Google n’a pas dit à la femme que le compte était de nouveau actif. Dix jours après la réactivation de son compte, elle a appris la décision d’un journaliste du Times.

Lorsqu’elle s’est connectée, elle a constaté que tout avait été restauré au-delà de la vidéo que son fils avait faite. Un message est apparu sur YouTube, avec une illustration d’un arbitre sifflant et disant que son contenu avait enfreint les directives de la communauté. “Parce que c’est la première fois, ce n’est qu’un avertissement”, disait le message.

“J’aurais aimé qu’ils viennent de commencer ici”, a-t-elle déclaré. “Cela m’aurait épargné des mois de larmes.”

Jason Scott, un archiviste numérique qui a écrit un article de blog mémorablement profane en 2009 avertissant les gens de ne pas faire confiance au cloud, a déclaré que les entreprises devraient être légalement obligées de donner aux utilisateurs leurs données, même lorsqu’un compte a été fermé pour violation des règles.

“Le stockage des données devrait être comme la loi sur les locataires”, a déclaré M. Scott. “Vous ne devriez pas pouvoir conserver les données de quelqu’un et ne pas les rendre.”

La mère a également reçu un e-mail de “The Google Team”, envoyé le 9 décembre.

“Nous comprenons que vous avez tenté de faire appel à plusieurs reprises et nous nous excusons pour la gêne occasionnée”, a-t-il déclaré. “Nous espérons que vous comprendrez que nous avons des politiques strictes pour empêcher que nos services ne soient utilisés pour partager des contenus préjudiciables ou illégaux, en particulier des contenus flagrants comme du matériel d’abus sexuel d’enfants.”

De nombreuses entreprises autres que Google surveillent leurs plates-formes pour tenter d’empêcher le partage généralisé d’images d’abus sexuels sur des enfants.
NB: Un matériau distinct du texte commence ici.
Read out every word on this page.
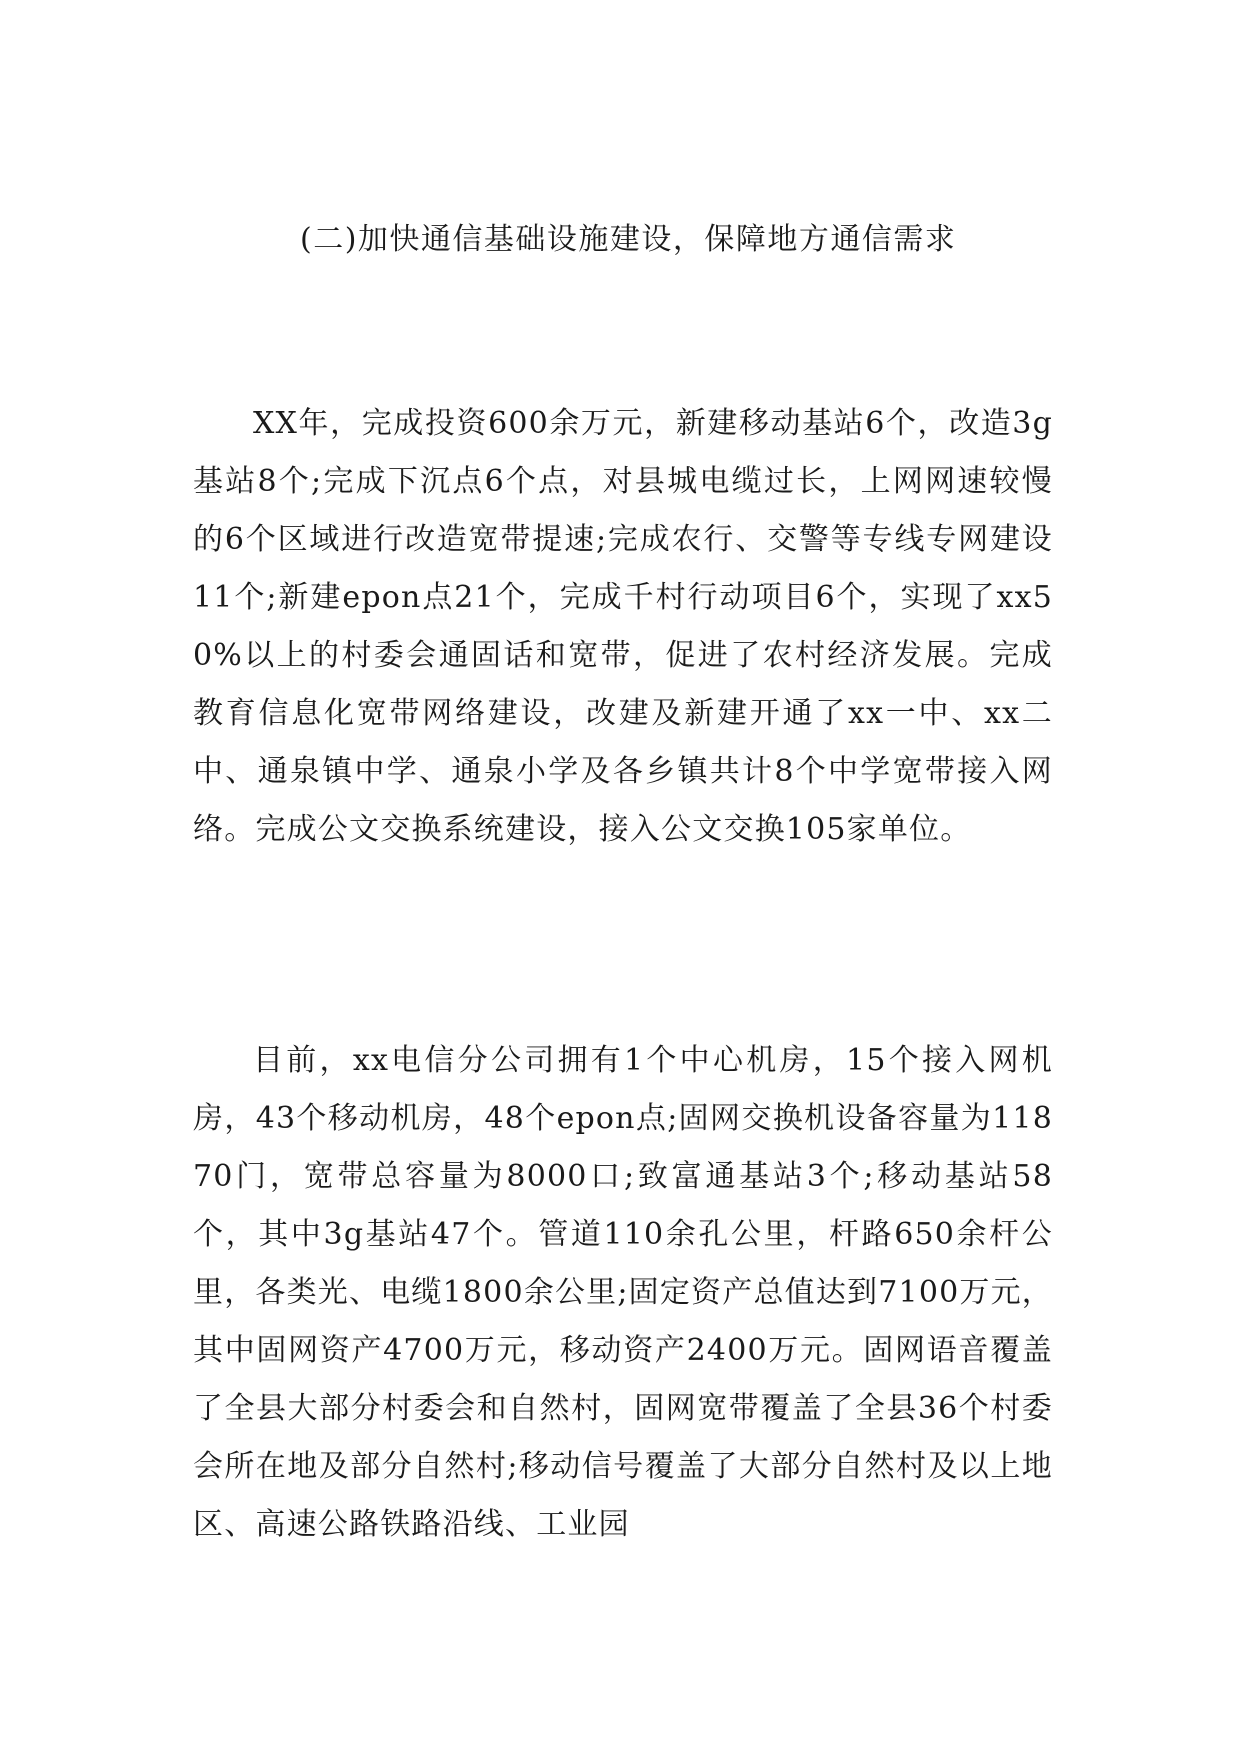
(二)加快通信基础设施建设，保障地方通信需求

XX年，完成投资600余万元，新建移动基站6个，改造3g基站8个;完成下沉点6个点，对县城电缆过长，上网网速较慢的6个区域进行改造宽带提速;完成农行、交警等专线专网建设11个;新建epon点21个，完成千村行动项目6个，实现了xx50%以上的村委会通固话和宽带，促进了农村经济发展。完成教育信息化宽带网络建设，改建及新建开通了xx一中、xx二中、通泉镇中学、通泉小学及各乡镇共计8个中学宽带接入网络。完成公文交换系统建设，接入公文交换105家单位。

目前，xx电信分公司拥有1个中心机房，15个接入网机房，43个移动机房，48个epon点;固网交换机设备容量为11870门，宽带总容量为8000口;致富通基站3个;移动基站58个，其中3g基站47个。管道110余孔公里，杆路650余杆公里，各类光、电缆1800余公里;固定资产总值达到7100万元，其中固网资产4700万元，移动资产2400万元。固网语音覆盖了全县大部分村委会和自然村，固网宽带覆盖了全县36个村委会所在地及部分自然村;移动信号覆盖了大部分自然村及以上地区、高速公路铁路沿线、工业园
L’année dernière, plus de 100 entreprises ont envoyé 29 millions de signalements d’exploitation présumée d’enfants au National Center for Missing and Exploited Children, l’organisation à but non lucratif qui sert de centre d’échange pour ce matériel et transmet les signalements aux forces de l’ordre pour enquête. L’organisation à but non lucratif ne suit pas combien de ces signalements représentent de véritables abus.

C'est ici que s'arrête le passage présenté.